If this secondary step fails for any reason, it defaults to injecting nothing. The safe failure mode is always silence, never noise.

This is context engineering. Not prompt tuning. Not hoping a bigger window solves it. Designing the retrieval architecture so that the right information, at the right confidence level, reaches the model at the right time.

Prompts matter. Context matters more.

I want to be clear about one thing, because the narrative around context engineering can tip into a false dichotomy. Prompts are not irrelevant. The instructions you give the model matter. We are refining our system prompts alongside this architectural work, because when an agent is told clearly not to guess it should not guess, and making that instruction more robust is worthwhile.

But optimising the prompt while ignoring the context pipeline is like optimising SQL queries while your database schema is a mess. You will see marginal improvements that mask the structural problem. The prompt sets intent. The context supplies the situational awareness that makes intent actionable. Both matter. Enterprises are dramatically underinvesting in the latter.

The forty to sixty percent of RAG implementations that fail to reach production are not failing because the prompts are poorly written. They are failing because the retrieval is noisy, the data is poorly structured, the quality controls are absent, and nobody has done the architectural work of deciding what should and should not reach the model.

Context is becoming a hardware concern

NVIDIA announced the Inference Context Memory Storage platform as part of its Rubin architecture. Dedicated hardware for managing agent context. Up to 16 terabytes of context memory per GPU. Five times higher throughput than traditional storage.

Context has become important enough to warrant its own silicon. The models will get better at handling longer windows. Context rot will diminish as architectures improve. But even a model that handles a million tokens flawlessly still needs to be fed the right million tokens. The retrieval, the curation, the quality decisions, those do not go away when the model improves. They become more valuable, because a better model does more with better input.

The work most teams are not doing

There is a temptation in this industry to over-engineer solutions around the current limitations of models. We have seen it before. Teams build elaborate workarounds, and six months later a new model release makes the workaround redundant. That is a real risk, and anyone building agentic systems should be honest about it.

Context engineering is not that. It is not a workaround for models that cannot handle long windows. It is the foundational work of deciding what your agent should know, when it should know it, and how confident you are in the information you are providing. That work pays dividends regardless of how capable the model underneath becomes. A better model with better context produces better outcomes. A better model with noisy, unstructured, carelessly assembled context still underperforms.

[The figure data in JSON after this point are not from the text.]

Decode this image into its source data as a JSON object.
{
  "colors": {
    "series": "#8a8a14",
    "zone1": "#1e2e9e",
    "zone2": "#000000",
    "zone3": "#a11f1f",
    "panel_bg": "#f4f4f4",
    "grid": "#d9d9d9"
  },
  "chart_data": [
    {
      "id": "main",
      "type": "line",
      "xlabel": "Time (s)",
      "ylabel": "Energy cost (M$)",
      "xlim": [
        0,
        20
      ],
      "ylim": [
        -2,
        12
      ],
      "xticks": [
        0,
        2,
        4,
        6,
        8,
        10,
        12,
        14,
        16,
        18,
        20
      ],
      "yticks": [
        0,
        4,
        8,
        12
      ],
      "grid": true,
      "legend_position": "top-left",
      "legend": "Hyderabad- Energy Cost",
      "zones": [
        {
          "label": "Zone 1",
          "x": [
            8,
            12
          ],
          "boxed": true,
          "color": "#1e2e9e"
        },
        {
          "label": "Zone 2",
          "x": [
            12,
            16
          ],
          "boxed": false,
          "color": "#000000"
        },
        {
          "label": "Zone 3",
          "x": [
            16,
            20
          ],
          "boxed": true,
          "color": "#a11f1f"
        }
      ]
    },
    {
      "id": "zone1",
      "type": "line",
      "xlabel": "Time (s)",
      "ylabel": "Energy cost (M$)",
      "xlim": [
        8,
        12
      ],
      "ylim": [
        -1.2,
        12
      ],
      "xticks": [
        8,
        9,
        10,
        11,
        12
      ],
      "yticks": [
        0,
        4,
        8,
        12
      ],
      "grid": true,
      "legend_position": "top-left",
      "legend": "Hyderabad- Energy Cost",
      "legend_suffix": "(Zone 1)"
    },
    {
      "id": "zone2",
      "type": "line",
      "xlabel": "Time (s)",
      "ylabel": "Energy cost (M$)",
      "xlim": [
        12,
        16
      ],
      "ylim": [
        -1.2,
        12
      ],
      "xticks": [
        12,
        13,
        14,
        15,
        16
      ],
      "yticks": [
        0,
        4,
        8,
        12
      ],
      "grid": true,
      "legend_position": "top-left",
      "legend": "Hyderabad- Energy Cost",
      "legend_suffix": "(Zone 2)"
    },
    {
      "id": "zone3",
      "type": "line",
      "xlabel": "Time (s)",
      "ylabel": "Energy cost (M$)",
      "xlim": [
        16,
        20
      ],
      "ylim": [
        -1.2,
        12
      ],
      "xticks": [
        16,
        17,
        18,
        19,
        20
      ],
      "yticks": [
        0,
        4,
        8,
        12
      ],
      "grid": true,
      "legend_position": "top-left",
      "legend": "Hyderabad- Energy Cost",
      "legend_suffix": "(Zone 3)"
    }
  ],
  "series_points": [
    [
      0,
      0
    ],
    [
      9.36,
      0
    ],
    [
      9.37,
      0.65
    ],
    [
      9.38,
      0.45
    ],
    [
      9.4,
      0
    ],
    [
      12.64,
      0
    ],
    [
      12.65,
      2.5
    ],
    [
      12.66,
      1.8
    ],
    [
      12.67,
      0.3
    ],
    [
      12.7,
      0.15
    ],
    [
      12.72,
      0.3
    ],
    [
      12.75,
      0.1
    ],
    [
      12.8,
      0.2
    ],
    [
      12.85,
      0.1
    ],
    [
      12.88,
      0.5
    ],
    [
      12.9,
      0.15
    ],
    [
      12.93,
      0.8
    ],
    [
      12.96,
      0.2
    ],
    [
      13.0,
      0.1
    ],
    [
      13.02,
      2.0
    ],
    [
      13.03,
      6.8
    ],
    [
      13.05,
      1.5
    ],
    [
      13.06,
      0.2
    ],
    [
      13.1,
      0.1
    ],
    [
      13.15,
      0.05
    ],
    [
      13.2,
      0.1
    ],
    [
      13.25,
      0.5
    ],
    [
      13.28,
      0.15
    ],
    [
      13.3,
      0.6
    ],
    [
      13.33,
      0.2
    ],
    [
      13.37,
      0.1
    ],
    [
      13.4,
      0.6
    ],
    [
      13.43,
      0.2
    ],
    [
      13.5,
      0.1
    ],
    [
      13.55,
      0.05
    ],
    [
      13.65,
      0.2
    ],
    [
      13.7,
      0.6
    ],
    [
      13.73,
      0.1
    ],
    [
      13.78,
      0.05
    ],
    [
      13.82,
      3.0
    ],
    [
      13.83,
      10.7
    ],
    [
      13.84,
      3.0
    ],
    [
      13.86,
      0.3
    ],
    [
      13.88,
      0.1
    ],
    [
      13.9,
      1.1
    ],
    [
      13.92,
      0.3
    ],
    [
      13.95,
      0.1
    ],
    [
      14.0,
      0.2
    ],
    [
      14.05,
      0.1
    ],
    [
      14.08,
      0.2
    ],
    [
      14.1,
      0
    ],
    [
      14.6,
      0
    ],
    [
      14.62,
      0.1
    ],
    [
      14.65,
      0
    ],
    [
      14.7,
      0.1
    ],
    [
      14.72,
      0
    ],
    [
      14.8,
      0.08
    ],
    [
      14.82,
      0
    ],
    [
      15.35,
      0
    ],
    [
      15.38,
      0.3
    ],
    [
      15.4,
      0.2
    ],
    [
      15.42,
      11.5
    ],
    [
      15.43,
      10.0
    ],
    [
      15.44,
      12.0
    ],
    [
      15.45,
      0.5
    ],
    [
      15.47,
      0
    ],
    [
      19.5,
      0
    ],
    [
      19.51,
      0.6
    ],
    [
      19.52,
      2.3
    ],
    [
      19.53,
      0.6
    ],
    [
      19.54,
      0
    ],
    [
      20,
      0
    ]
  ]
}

The organisations building this infrastructure today, retrieval pipelines, quality gates, memory systems, structured knowledge bases, are accumulating advantages that compound. Every edge case they solve, every quality threshold they tune, every architectural decision they make feeds into institutional knowledge that makes everything they build next faster and more reliable.

We see this every day at inmydata. The work that makes our agents reliable is not the model. It is the context architecture underneath. The retrieval strategies, the scoring systems, the quality gates, the fallback classifiers, the structured data pipelines that feed operational reality into the agent’s window alongside expert knowledge. That infrastructure is what turns a demo into a production system.

The model interprets. The context is the magic.